4. Identity Shaping and Reality Control
Attachment figures help define who we are and what is “normal.” Exploitation occurs when someone subtly reshapes another’s self-concept, values, or memory of events (gaslighting), so the person comes to doubt their own perceptions and relies more heavily on the attachment figure for truth.

5. Threats of Abandonment or Exclusion
Because attachment loss is experienced as existentially threatening—especially for those with early trauma—explicit or implicit threats of withdrawal (“I’ll leave”, “you’ll be alone”) are highly coercive, even without physical force.

6. Substitution for Secure Systems
Institutions, leaders, or movements can exploit attachment by presenting themselves as family, protector, or saviour—especially where social support is weak. This is common in gangs, extremist groups, and some therapeutic or spiritual settings.

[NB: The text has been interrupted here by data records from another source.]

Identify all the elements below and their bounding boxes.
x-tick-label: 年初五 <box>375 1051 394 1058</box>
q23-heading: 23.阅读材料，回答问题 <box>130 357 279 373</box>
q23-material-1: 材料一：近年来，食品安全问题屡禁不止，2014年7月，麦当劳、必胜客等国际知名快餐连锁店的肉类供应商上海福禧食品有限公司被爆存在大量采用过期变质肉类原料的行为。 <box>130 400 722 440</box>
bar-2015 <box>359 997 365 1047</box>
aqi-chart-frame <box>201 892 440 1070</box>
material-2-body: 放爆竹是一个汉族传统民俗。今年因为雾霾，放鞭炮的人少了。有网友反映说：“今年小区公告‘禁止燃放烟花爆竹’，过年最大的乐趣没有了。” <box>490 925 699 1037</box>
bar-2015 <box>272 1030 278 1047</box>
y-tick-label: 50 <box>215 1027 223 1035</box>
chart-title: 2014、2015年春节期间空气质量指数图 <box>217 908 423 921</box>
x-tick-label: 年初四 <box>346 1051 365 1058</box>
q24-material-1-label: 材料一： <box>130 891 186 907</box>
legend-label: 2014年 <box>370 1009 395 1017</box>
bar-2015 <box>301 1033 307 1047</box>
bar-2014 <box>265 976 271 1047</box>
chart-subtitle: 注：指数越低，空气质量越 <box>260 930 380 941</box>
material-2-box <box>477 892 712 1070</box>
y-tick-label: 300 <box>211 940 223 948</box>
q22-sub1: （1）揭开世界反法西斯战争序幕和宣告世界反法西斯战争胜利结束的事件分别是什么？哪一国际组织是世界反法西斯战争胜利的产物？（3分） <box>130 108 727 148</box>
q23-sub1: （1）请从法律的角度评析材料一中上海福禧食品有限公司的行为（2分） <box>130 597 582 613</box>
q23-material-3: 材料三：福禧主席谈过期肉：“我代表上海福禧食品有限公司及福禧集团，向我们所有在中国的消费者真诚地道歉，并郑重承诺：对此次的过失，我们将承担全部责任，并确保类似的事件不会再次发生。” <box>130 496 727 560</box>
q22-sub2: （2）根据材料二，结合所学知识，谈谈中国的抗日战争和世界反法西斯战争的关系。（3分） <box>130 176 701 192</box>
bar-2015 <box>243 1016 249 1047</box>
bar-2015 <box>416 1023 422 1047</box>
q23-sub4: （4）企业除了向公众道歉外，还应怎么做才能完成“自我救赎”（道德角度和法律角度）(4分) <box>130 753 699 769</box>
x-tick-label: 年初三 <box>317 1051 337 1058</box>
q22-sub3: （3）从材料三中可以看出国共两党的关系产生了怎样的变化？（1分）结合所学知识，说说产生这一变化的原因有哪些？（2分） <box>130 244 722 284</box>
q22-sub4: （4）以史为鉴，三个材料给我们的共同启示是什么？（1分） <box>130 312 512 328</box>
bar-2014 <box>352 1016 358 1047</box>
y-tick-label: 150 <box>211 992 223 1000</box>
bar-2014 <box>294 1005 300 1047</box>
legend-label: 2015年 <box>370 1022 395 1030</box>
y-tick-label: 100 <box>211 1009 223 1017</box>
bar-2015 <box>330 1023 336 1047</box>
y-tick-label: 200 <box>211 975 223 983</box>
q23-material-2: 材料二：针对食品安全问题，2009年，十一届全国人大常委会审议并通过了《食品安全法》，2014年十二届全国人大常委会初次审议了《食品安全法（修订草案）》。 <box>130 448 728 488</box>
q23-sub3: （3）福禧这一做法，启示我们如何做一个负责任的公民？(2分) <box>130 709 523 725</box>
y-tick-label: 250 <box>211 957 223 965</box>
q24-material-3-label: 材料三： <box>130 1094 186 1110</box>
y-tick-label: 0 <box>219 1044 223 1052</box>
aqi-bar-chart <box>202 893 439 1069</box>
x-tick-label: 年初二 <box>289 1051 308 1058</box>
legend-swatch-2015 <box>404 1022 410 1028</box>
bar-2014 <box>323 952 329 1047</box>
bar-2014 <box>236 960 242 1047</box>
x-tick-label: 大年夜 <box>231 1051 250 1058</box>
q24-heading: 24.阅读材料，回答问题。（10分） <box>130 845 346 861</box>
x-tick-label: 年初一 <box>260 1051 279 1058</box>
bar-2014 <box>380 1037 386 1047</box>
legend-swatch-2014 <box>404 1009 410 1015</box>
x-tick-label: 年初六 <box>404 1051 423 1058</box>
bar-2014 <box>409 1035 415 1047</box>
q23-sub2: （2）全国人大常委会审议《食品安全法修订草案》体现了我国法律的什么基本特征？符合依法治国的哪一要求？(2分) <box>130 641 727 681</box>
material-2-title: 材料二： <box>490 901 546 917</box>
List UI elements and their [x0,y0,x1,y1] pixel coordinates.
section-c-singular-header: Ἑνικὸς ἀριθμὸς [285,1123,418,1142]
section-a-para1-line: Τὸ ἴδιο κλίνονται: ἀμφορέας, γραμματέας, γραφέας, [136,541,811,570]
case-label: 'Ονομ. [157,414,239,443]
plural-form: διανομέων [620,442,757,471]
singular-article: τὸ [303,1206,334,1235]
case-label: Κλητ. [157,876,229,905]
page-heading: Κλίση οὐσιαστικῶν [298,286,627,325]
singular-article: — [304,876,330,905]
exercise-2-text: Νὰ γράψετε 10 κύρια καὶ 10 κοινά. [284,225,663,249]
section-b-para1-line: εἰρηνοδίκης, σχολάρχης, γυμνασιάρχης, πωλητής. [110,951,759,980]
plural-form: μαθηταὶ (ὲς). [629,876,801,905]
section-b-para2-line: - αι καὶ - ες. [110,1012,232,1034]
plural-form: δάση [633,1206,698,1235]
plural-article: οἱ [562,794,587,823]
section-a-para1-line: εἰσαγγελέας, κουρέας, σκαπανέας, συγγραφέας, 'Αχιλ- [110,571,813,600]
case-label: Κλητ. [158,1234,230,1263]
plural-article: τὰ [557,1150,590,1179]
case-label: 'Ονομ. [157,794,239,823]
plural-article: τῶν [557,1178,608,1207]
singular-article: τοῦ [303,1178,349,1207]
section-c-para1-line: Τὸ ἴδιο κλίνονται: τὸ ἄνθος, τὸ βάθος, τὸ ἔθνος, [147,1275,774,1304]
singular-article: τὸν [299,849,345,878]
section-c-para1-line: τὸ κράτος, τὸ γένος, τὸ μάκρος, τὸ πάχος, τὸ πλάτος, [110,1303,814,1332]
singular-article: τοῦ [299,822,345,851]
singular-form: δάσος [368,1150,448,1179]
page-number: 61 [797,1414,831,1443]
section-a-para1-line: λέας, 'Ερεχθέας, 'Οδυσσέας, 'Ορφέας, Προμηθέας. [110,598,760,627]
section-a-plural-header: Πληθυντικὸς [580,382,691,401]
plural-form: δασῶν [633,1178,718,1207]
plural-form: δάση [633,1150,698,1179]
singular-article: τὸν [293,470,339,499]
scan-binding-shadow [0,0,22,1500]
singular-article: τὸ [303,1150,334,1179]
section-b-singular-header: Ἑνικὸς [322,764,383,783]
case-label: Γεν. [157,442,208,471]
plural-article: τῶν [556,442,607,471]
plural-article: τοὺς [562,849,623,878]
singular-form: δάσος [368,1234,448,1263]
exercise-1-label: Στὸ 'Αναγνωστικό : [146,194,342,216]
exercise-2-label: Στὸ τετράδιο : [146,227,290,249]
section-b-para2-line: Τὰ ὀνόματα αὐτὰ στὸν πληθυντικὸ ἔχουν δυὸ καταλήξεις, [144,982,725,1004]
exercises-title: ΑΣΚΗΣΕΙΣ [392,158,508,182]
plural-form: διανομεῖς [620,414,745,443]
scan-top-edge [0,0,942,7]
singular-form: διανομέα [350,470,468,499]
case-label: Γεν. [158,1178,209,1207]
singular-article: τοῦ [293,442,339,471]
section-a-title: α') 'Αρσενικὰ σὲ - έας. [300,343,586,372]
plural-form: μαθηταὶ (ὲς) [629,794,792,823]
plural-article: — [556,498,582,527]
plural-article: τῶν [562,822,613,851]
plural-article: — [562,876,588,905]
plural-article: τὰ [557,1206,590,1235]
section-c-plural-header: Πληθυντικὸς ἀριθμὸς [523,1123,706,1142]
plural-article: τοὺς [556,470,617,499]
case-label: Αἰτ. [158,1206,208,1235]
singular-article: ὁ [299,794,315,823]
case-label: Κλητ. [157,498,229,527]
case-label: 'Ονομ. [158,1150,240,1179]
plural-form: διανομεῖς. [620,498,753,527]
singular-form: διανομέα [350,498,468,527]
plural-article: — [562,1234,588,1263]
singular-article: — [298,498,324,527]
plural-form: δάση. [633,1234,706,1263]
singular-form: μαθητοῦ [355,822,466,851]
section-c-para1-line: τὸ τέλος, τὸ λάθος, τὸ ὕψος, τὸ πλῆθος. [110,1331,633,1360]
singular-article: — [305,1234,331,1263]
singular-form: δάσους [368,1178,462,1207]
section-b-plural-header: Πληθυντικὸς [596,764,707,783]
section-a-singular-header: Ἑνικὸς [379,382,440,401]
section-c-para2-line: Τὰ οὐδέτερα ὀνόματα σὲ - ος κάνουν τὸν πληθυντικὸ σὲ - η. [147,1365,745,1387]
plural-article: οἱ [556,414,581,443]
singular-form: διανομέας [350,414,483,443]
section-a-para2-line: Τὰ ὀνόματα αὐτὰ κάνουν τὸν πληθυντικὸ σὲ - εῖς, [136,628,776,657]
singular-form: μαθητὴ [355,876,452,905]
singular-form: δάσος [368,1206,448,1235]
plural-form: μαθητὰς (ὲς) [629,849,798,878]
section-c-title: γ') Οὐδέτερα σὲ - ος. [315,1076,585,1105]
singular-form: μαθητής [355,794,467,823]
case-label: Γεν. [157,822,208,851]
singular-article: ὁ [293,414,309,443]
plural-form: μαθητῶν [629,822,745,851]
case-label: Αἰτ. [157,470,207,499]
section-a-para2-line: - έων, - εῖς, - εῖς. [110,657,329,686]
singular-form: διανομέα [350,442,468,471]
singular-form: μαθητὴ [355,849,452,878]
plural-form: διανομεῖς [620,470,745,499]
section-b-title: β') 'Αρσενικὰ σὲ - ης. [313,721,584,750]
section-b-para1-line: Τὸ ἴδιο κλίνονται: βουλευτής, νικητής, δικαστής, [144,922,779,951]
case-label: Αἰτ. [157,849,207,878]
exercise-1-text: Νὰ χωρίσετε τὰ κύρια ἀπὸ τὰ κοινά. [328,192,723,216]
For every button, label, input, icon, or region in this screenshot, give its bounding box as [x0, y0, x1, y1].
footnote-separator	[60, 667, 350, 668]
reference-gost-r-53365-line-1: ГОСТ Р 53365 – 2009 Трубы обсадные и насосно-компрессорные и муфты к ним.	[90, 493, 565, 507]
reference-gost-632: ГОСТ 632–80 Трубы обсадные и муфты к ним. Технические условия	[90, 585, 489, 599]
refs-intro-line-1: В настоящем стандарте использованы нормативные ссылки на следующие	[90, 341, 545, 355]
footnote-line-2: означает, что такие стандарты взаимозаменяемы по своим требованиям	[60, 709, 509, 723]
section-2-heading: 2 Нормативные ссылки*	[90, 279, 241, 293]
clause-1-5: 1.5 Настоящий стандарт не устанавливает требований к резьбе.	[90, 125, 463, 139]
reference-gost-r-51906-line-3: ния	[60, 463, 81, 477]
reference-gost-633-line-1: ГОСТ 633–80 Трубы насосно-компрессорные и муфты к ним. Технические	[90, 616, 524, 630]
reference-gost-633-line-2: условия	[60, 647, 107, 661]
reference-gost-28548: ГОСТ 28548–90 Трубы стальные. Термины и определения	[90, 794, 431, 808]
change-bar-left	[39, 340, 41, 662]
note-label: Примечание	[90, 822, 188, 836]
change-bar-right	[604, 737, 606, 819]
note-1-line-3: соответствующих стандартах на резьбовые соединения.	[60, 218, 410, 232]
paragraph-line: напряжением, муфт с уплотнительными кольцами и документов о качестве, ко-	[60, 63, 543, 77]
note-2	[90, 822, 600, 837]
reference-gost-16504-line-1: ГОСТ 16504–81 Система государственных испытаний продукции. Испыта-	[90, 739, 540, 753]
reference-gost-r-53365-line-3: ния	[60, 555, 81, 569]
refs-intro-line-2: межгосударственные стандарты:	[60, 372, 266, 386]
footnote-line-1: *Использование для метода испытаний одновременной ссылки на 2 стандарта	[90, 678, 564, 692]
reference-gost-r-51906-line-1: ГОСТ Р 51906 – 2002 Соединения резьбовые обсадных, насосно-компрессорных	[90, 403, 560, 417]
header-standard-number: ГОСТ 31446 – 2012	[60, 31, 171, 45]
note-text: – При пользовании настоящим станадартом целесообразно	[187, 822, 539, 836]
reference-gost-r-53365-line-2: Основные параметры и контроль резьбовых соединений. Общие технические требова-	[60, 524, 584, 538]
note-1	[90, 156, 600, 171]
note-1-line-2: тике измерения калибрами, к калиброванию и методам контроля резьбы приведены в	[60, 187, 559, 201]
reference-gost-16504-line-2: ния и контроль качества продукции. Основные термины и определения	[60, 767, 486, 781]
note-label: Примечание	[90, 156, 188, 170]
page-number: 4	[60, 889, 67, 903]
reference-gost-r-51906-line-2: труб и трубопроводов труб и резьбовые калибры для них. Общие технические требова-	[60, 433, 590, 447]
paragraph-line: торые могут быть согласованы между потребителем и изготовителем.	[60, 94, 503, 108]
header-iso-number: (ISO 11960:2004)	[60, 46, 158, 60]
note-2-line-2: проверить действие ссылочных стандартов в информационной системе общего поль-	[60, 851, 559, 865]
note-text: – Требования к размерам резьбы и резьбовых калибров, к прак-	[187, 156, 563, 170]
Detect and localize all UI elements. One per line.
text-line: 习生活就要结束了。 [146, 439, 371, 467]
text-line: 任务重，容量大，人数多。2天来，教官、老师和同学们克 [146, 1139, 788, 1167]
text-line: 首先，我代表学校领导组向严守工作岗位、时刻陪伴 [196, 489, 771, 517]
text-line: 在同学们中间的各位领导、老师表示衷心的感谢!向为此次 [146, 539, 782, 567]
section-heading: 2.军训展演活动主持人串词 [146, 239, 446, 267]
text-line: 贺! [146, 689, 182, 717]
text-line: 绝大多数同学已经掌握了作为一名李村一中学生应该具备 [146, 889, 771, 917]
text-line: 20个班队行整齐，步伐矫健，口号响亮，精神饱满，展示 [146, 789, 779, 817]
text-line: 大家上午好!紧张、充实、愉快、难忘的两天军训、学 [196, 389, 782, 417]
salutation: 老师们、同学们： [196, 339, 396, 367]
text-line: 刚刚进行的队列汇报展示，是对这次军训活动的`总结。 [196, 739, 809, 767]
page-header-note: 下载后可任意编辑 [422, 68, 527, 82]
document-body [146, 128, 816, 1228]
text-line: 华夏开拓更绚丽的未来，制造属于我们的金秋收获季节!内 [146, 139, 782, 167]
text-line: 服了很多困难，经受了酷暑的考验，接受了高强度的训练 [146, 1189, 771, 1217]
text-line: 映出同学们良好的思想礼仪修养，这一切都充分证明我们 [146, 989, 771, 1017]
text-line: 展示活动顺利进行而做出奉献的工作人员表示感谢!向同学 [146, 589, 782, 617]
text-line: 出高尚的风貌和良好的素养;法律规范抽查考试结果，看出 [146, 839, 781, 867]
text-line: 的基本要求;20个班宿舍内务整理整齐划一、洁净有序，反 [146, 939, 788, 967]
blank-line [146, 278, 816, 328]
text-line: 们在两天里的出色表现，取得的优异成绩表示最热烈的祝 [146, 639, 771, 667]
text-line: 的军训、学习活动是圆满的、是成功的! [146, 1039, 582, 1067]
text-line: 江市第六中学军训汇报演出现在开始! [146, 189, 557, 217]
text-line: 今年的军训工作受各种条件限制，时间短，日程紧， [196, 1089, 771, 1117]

7. Developmental Carry-Over
Early attachment patterns shape expectations. People with anxious or disorganised attachment may normalise exploitation, misread control as care, or feel undeserving of consistency—making them easier to exploit without overt manipulation.

Big Picture:
Attachment is meant to reduce cognitive load and threat vigilance. Exploitation happens when someone uses the reassurance that comes with these features of comfort and familiarity to extract compliance, labour, loyalty, or identity—often while maintaining the appearance of care. Charasmatic leadership traits, for instance, will often combine the paternal promise of protection with pathological demands for self-sacrifice. This will create conflicts of interest in their staff that they can leverage, by priviledging personal relationships over and above any legally-binding organisational policies and procedures. This is actually a very subtle and insipid form of corruption that I believe may be seeping into a lot of healthcare settings through the current wave of populist identity politics.

Here is how it might work in practice:
You put them under pressure for the way they exploited you, used you unfairly, discarded you. They broke the trust that existed between you. You want to return to trust. But this pressure triggers associations in them, loss of trust links them to the crimes they have commited. They split themselves off from their guilt, their hatred of themselves. They project their negative attributes on to you. They maintain an unrealistically positive opinion of themselves and demand that of others. You feel low mood, low self esteem, low self efficacy. You internalise their self-hatred. You are unable to resolve their self-hate, their splitting. You realise their splitting is belief-based coping. You start to realise you have to find a middle way. You do this through the construction of a narrative that restructures their polarised beliefs about themselves into more manageable, more neutral, emotions. You have to keep a focus on all the more healthy attachments you have had in the past. This takes a lot of hard work. You survive them. They survive the the threat you pose to them. They have exploited you, but you have escaped. If they still remain split, they will have to turn their focus elsewhere.